The Houston Association of Realtors reports that sales decreased 11.6% in June compared to June 2023. This is the second consecutive month of declining sales in Houston.

The number of available homes also played a larger role in last month’s figures. In June, the number of available homes reached 4.3 months of supply, compared to about 3 months a year ago.

“We now have more options for buyers, there’s more inventory. I think that played a role in the slight decline in sales,” said Theresa Hill, HAR’s vice president. “We just had more availability for buyers.”

All segments of the local real estate market saw declines last month, with sales of homes priced between $500,000 and $1 million down 20 percent.

Home prices also increased slightly to an average of $432,000. The median price also increased to $345,500.

The local market is still adjusting to the post-pandemic reality. Instead of selling homes in hours, it’s now taking longer. The time to market has increased from 45 to 46 days in the last month, and buyers are more selective and have more options.

“We had a little bit more of a balanced market, so it’s not a buyer’s advantage or a seller’s advantage, it’s more of a balanced market, whereas before we had a total seller’s advantage,” Hill said.

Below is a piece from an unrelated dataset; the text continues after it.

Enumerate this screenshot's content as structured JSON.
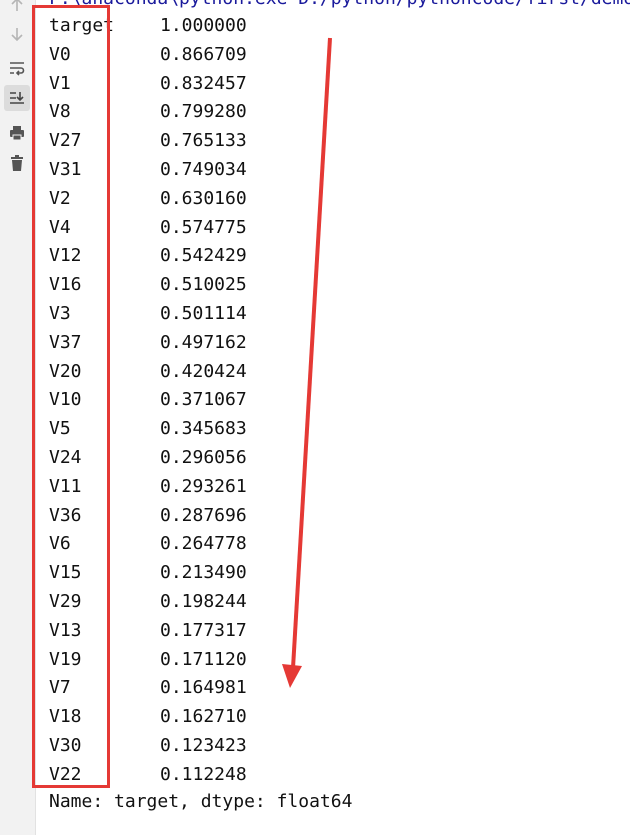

Real estate professionals always advise buyers not to wait if they find the right home. Even though current mortgage rates are in the 6% to 7% range, homebuyers can find creative ways to get around some of these costs.

“You can do a buyout, you can do an adjustable rate mortgage and then refinance later, so yes, there are other options,” Hill said.

Total dollar volume last month fell more than 12% to $3.8 billion in sales.